The problem stems in part from the state's outdated limit on contributions to individual candidates. Since 1991, donors have been limited to contributing no more than $500 an election to a candidates. The reform, pushed by then-Gov. Lawton Chiles, was intended to reduce the power of big money and encourage candidates to reach out to all voters, not just those with deep pockets. The state parties could accept unlimited donations but subscribed to the same rigid donor disclosure as candidates.
But that was before the rise of third-party groups, often called 527s after the Internal Revenue Service code. The groups are often little more than shell operations, but they can collect unlimited sums of soft money and the courts have given them broad latitude to advocate in candidates' interests. McCollum's campaign is coordinating directly with at least two third-party groups. And those groups have already received more than $1 million from other third-party groups controlled by the incoming Republican legislative leaders, Sen. Mike Haridopolos of Melbourne and Rep. Dean Cannon of Winter Park.

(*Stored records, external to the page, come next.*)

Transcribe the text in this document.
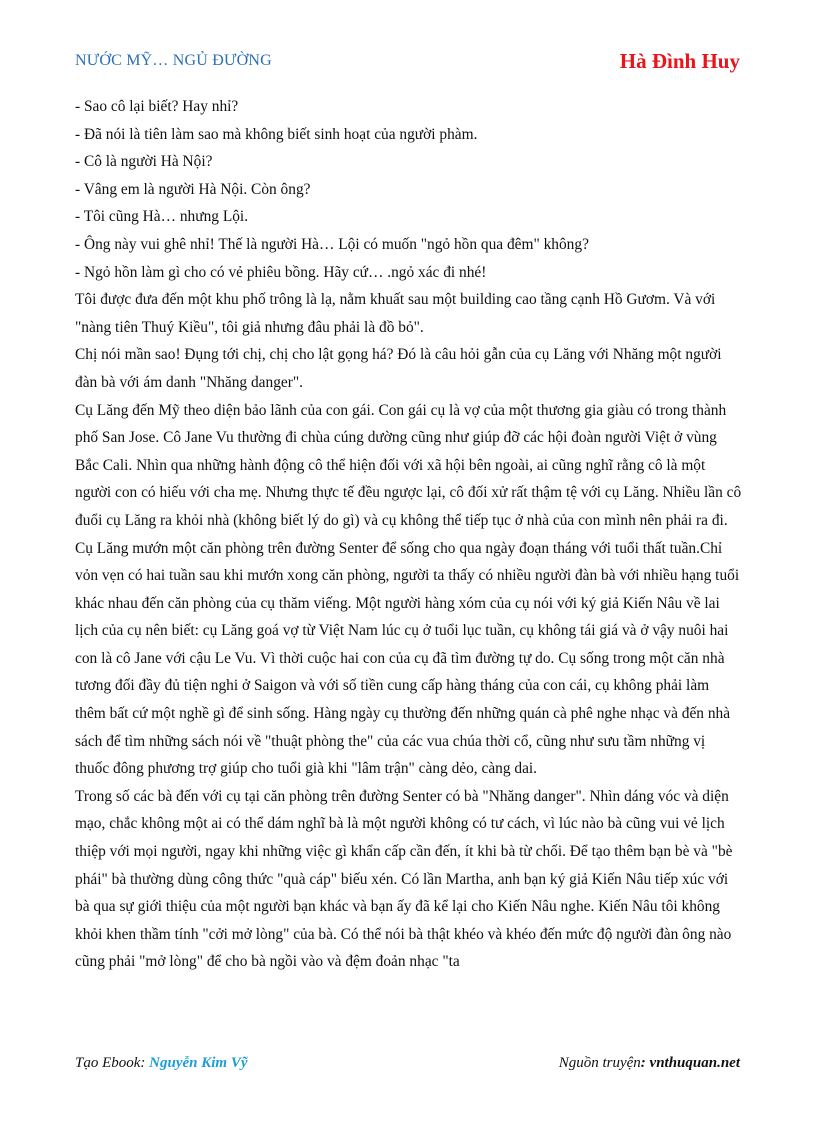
NƯỚC MỸ… NGỦ ĐƯỜNG	Hà Đình Huy

- Sao cô lại biết? Hay nhỉ?

- Đã nói là tiên làm sao mà không biết sinh hoạt của người phàm.

- Cô là người Hà Nội?

- Vâng em là người Hà Nội. Còn ông?

- Tôi cũng Hà… nhưng Lội.

- Ông này vui ghê nhỉ! Thế là người Hà… Lội có muốn "ngỏ hồn qua đêm" không?

- Ngỏ hồn làm gì cho có vẻ phiêu bồng. Hãy cứ… .ngỏ xác đi nhé!

Tôi được đưa đến một khu phố trông là lạ, nằm khuất sau một building cao tầng cạnh Hồ Gươm. Và với "nàng tiên Thuý Kiều", tôi giả nhưng đâu phải là đồ bỏ".

Chị nói mần sao! Đụng tới chị, chị cho lật gọng há? Đó là câu hỏi gẫn của cụ Lăng với Nhăng một người đàn bà với ám danh "Nhăng danger".

Cụ Lăng đến Mỹ theo diện bảo lãnh của con gái. Con gái cụ là vợ của một thương gia giàu có trong thành phố San Jose. Cô Jane Vu thường đi chùa cúng dường cũng như giúp đỡ các hội đoàn người Việt ở vùng Bắc Cali. Nhìn qua những hành động cô thể hiện đối với xã hội bên ngoài, ai cũng nghĩ rằng cô là một người con có hiếu với cha mẹ. Nhưng thực tế đều ngược lại, cô đối xử rất thậm tệ với cụ Lăng. Nhiều lần cô đuổi cụ Lăng ra khỏi nhà (không biết lý do gì) và cụ không thể tiếp tục ở nhà của con mình nên phải ra đi.

Cụ Lăng mướn một căn phòng trên đường Senter để sống cho qua ngày đoạn tháng với tuổi thất tuần.Chỉ vỏn vẹn có hai tuần sau khi mướn xong căn phòng, người ta thấy có nhiều người đàn bà với nhiều hạng tuổi khác nhau đến căn phòng của cụ thăm viếng. Một người hàng xóm của cụ nói với ký giả Kiến Nâu về lai lịch của cụ nên biết: cụ Lăng goá vợ từ Việt Nam lúc cụ ở tuổi lục tuần, cụ không tái giá và ở vậy nuôi hai con là cô Jane với cậu Le Vu. Vì thời cuộc hai con của cụ đã tìm đường tự do. Cụ sống trong một căn nhà tương đối đầy đủ tiện nghi ở Saigon và với số tiền cung cấp hàng tháng của con cái, cụ không phải làm thêm bất cứ một nghề gì để sinh sống. Hàng ngày cụ thường đến những quán cà phê nghe nhạc và đến nhà sách để tìm những sách nói về "thuật phòng the" của các vua chúa thời cổ, cũng như sưu tầm những vị thuốc đông phương trợ giúp cho tuổi già khi "lâm trận" càng dẻo, càng dai.

Trong số các bà đến với cụ tại căn phòng trên đường Senter có bà "Nhăng danger". Nhìn dáng vóc và diện mạo, chắc không một ai có thể dám nghĩ bà là một người không có tư cách, vì lúc nào bà cũng vui vẻ lịch thiệp với mọi người, ngay khi những việc gì khẩn cấp cần đến, ít khi bà từ chối. Để tạo thêm bạn bè và "bè phái" bà thường dùng công thức "quà cáp" biếu xén. Có lần Martha, anh bạn ký giả Kiến Nâu tiếp xúc với bà qua sự giới thiệu của một người bạn khác và bạn ấy đã kể lại cho Kiến Nâu nghe. Kiến Nâu tôi không khỏi khen thầm tính "cởi mở lòng" của bà. Có thể nói bà thật khéo và khéo đến mức độ người đàn ông nào cũng phải "mở lòng" để cho bà ngồi vào và đệm đoản nhạc "ta

Tạo Ebook: Nguyễn Kim Vỹ	Nguồn truyện: vnthuquan.net
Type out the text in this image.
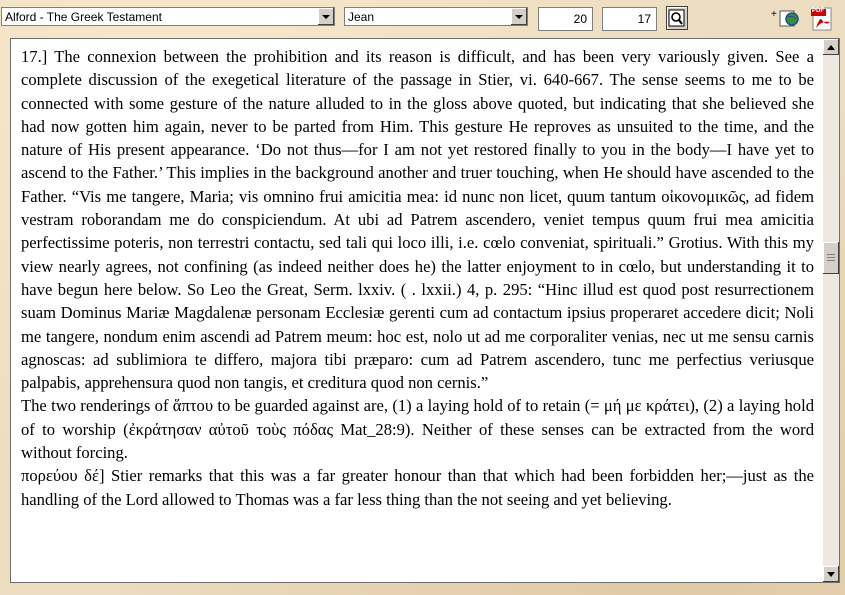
Alford - The Greek Testament	Jean	20	17	+	PDF

17.] The connexion between the prohibition and its reason is difficult, and has been very variously given. See a complete discussion of the exegetical literature of the passage in Stier, vi. 640-667. The sense seems to me to be connected with some gesture of the nature alluded to in the gloss above quoted, but indicating that she believed she had now gotten him again, never to be parted from Him. This gesture He reproves as unsuited to the time, and the nature of His present appearance. ‘Do not thus—for I am not yet restored finally to you in the body—I have yet to ascend to the Father.’ This implies in the background another and truer touching, when He should have ascended to the Father. “Vis me tangere, Maria; vis omnino frui amicitia mea: id nunc non licet, quum tantum οἰκονομικῶς, ad fidem vestram roborandam me do conspiciendum. At ubi ad Patrem ascendero, veniet tempus quum frui mea amicitia perfectissime poteris, non terrestri contactu, sed tali qui loco illi, i.e. cœlo conveniat, spirituali.” Grotius. With this my view nearly agrees, not confining (as indeed neither does he) the latter enjoyment to in cœlo, but understanding it to have begun here below. So Leo the Great, Serm. lxxiv. ( . lxxii.) 4, p. 295: “Hinc illud est quod post resurrectionem suam Dominus Mariæ Magdalenæ personam Ecclesiæ gerenti cum ad contactum ipsius properaret accedere dicit; Noli me tangere, nondum enim ascendi ad Patrem meum: hoc est, nolo ut ad me corporaliter venias, nec ut me sensu carnis agnoscas: ad sublimiora te differo, majora tibi præparo: cum ad Patrem ascendero, tunc me perfectius veriusque palpabis, apprehensura quod non tangis, et creditura quod non cernis.”

The two renderings of ἅπτου to be guarded against are, (1) a laying hold of to retain (= μή με κράτει), (2) a laying hold of to worship (ἐκράτησαν αὐτοῦ τοὺς πόδας Mat_28:9). Neither of these senses can be extracted from the word without forcing.

πορεύου δέ] Stier remarks that this was a far greater honour than that which had been forbidden her;—just as the handling of the Lord allowed to Thomas was a far less thing than the not seeing and yet believing.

Now Scott also has launched a third-party group in an apparent attempt to avoid hitting the spending threshold of $24.9 million in his campaign account that would entitle McCollum to receive state matching funds.
It needn't be this way. Federal law prohibits federal candidates and third-party groups from coordinating communications close to an election. But Florida's legislators, already addicted to the soft money scheme, have opted instead to allow the practice with some limited disclosure requirements. McCollum even ignored that requirement for weeks by denying he had any control over third-party groups running anti-Scott ads, even though some of his key campaign consultants were involved and he was steering contributors to one of the groups. It was indefensible behavior for the state's chief law enforcement officer, who finally came clean.
Neither McCollum nor Scott invented this shell game, but they are perfecting it. The casualties are transparent campaign fundraising and better informed voters. The remedies are well known: more vigorous public campaign financing, increased contribution limits for individual campaigns and bans on unlimited money laundering between third-party groups. Voters who are sick of the television attack ads from vague-sounding groups raising money from who knows where should press the next governor and the Legislature to embrace those reforms.